Толпа метнулась на базарную площадь, где чернели силуэты лавок.
Через несколько минут улица наполнилась грохотом и ревом — на базаре громили еврейские лавочки.
Вера, прижавшись к матери, зарыдала. Нина Александровна дрожала. Страх, ненависть и отвращение к этим страшным людям, к погромщикам, душили ее. Она крепко обняла дочь.
— Пойдем, Верочка, пойдем, детка, от окна. Не будем смотреть на этот ужас. Дай бог, чтобы громилы остановились только на магазинах. А то ведь, озверев, они кинутся избивать несчастных евреев. Как страдает бедный безвинный народ! — Нина Александровна вздохнула и, гладя дочь по голове, повела ее в спальню, куда не так долетал шум бушевавшего погрома.
— Барыня, — подошла к ним Дуся, — я сбегаю, погляжу!
Не успела Нина Александровна ничего ответить, как Дуся уже убежала.
Шум на площади несколько утих. Погром перекинулся дальше на Уфимскую улицу, где стояло несколько еврейских магазинов.
Дуся вскоре вернулась.
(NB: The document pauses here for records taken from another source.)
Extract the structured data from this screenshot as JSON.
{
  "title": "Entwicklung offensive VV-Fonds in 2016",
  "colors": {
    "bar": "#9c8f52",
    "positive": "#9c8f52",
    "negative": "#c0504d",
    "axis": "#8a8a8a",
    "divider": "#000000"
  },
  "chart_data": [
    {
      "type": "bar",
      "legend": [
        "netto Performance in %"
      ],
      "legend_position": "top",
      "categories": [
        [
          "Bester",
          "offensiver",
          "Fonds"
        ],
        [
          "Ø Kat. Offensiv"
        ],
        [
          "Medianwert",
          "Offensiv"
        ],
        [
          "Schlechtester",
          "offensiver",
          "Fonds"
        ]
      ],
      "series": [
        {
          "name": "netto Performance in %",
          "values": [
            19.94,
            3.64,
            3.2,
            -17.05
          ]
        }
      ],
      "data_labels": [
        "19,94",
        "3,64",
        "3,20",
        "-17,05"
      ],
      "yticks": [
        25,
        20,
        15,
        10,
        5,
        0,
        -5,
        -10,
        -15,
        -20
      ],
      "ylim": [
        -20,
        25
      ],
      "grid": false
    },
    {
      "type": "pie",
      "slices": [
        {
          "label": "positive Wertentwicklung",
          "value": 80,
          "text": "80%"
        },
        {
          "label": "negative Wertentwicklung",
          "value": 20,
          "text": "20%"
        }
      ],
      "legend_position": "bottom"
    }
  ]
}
Она была взволнована.
— Что делают, что делают! Грабеж-то какой! — говорила она, всплескивая руками. — Магазины громят. Окна выбивают и тащат, тащат! Ковры, пальто, материю. Мать ты моя, пресвятая богородица! А которые прямо с телегами, и валят, и валят на них, что ни попадя. Лавочки поджигают, а то из мебели костры складывают, от огня все, как в крови.
Она перевела дух, вытерла концом головного платка раскрасневшееся лицо и продолжала возбужденно рассказывать:
— Аптекарь-то наш! Подлетели это, значит, к его аптеке. Двери закрыты. «Ломай!» — кричат. А он, аптекарь-то, открывает двери, выходит и говорит:
— Господа, зачем ломать? Проходите. — А сам и двери настежь. — Только говорит, господа, у меня, известно, аптека, спирту нет, а разные отравы и в жидком виде бывают, не выпил бы кто по ошибке или не съел каких вредных пилюль, а также, извиняюсь, взрывчатые вещества имеются. Как бы кто ненароком не пострадал, а так не жалко уважаемым господам, пусть берут, что угодно.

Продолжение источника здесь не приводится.